‘Dreaming of this moment’: Axiom launches second private astronaut mission to the ISS
KENNEDY SPACE CENTER, Fla. - Another team of astronauts is on its way to the International Space Station (ISS).
Axiom-2 lifted off Sunday at 5:37 p.m., transporting humans and science to space. It’s the second all-private mission to take off from Kennedy Space Center.
The international team is made up of United States and Saudi astronauts who embarked on a 16-hour journey to the ISS before spending the next 10 days doing research and paving the way for a new chapter in low-earth orbit.
"All of this crew, most of them have spent their whole life dreaming of this moment," said Matt Ondler, the Chief Technology Officer for Axiom Space.
The moment they dreamed of was years in the making, coming to life in a countdown they won’t forget. The four-person crew is making history in more ways than one.
Rayyanah Barnawi is the first Saudi woman astronaut, serving as a mission specialist.
Peggy Whitson is hailed as America’s most experienced astronaut. She’s Axiom 2’s commander, making her the first woman to lead a private mission.

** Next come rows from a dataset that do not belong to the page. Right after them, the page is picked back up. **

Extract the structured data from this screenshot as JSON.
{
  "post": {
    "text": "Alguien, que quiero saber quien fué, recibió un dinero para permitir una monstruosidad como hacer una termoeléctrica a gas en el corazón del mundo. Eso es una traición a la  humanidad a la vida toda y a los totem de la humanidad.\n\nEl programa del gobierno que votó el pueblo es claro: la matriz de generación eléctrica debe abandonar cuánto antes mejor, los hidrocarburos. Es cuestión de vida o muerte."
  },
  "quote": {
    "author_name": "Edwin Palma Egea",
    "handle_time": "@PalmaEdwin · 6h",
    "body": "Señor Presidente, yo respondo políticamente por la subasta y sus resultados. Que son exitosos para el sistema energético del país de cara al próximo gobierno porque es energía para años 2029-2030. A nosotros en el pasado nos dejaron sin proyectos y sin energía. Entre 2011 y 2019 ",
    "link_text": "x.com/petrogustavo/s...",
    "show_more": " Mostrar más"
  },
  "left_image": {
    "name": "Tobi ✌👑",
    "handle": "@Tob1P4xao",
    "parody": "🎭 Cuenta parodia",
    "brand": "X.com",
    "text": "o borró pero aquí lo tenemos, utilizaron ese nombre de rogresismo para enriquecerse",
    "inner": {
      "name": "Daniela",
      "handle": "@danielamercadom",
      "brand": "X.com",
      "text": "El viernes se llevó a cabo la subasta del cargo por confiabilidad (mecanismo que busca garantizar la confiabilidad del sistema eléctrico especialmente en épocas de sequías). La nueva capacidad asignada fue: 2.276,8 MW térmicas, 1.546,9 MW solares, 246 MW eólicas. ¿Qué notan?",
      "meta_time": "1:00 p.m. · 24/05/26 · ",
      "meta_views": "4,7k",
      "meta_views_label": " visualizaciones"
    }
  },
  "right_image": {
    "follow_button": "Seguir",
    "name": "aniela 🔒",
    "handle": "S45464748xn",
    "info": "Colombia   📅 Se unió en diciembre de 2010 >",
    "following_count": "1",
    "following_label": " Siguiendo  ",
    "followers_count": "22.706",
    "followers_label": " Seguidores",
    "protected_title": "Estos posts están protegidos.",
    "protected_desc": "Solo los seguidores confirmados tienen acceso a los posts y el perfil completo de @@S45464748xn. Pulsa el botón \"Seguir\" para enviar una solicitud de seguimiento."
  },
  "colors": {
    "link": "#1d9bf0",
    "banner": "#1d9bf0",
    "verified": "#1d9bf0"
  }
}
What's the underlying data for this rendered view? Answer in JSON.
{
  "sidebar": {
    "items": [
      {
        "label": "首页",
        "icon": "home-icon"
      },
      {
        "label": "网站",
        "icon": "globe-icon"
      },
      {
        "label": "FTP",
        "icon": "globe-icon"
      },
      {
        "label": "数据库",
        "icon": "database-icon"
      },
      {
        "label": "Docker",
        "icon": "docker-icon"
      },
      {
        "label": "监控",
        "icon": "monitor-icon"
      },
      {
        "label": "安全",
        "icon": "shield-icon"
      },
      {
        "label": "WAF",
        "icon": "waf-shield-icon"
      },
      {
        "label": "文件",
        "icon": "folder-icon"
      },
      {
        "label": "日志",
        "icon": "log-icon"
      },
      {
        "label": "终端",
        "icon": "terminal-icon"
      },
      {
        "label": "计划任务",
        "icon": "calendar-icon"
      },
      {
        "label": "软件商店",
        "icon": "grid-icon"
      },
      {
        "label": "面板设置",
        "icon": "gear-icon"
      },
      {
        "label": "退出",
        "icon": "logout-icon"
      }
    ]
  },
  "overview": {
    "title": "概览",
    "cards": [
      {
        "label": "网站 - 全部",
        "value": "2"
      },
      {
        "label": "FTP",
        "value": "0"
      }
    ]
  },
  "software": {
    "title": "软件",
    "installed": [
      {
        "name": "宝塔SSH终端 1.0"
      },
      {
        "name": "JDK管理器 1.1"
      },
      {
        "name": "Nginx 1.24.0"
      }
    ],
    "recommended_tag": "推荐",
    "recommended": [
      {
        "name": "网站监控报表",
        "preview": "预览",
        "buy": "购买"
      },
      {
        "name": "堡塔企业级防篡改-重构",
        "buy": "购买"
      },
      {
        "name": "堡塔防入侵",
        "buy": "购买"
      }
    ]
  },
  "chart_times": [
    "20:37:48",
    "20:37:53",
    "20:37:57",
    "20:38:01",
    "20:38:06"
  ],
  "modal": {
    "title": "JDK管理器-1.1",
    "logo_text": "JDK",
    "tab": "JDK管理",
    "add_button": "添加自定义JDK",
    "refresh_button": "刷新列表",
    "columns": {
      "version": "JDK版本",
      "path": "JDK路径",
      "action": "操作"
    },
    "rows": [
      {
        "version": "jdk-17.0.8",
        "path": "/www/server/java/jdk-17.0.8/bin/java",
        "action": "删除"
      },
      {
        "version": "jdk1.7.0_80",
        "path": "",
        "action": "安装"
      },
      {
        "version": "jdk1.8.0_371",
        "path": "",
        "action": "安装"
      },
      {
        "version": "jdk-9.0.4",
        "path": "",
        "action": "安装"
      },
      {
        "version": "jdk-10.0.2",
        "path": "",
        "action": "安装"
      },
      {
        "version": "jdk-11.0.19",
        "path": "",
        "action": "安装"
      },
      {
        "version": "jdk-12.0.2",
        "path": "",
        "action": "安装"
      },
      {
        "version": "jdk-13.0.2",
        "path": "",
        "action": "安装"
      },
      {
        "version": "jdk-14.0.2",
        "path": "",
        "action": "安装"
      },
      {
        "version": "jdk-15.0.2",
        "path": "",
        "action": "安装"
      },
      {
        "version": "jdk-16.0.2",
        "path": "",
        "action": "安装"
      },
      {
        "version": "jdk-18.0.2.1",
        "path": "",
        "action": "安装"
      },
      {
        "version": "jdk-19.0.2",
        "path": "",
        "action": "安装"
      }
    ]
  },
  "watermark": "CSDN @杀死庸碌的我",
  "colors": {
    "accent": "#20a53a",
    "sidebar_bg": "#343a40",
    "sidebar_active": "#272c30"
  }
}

John Shoffner is also on board, serving as the pilot for the mission. He’s also the first person from Alaska to fly to space.
Ali Alqarni is another mission specialist and also one of the first Saudi astronauts to visit the ISS.
"We’re on the first part of the journey. Next up, we need to get them safely to the station and then have a great time on there doing the work they need to do and the research," said Benji Reed, the Sr. Director for Human Spaceflight Programs at SpaceX.
The team is taking almost 100 hours of research up to space, conducting 20 experiments relating to numerous topics, including the weather and medical studies and treatments surrounding cancer.
"We’re solving some of the really hard problems that are faced by people on Earth, and we’re using the microgravity environment to find new ways to do that," Ondler said.
SpaceX says this is its 10th human space flight launch and the first time they brought their booster back to land after a crewed mission.
Earlier in the day, SpaceX was monitoring a valve leak in the booster.
"We continued to monitor that leak throughout the count, and we were able to proceed," Reed said. "Other than that, everything went very well. We’re grateful that the weather worked out."
The technology and weather held out, so it was a picture-perfect launch on the Space Coast with a busy mission ahead.
Axiom is laser focused on creating its own commercial space station in low-earth orbit. They’re set to start that process in 2025 and are using missions like this to learn and prepare for their next goals.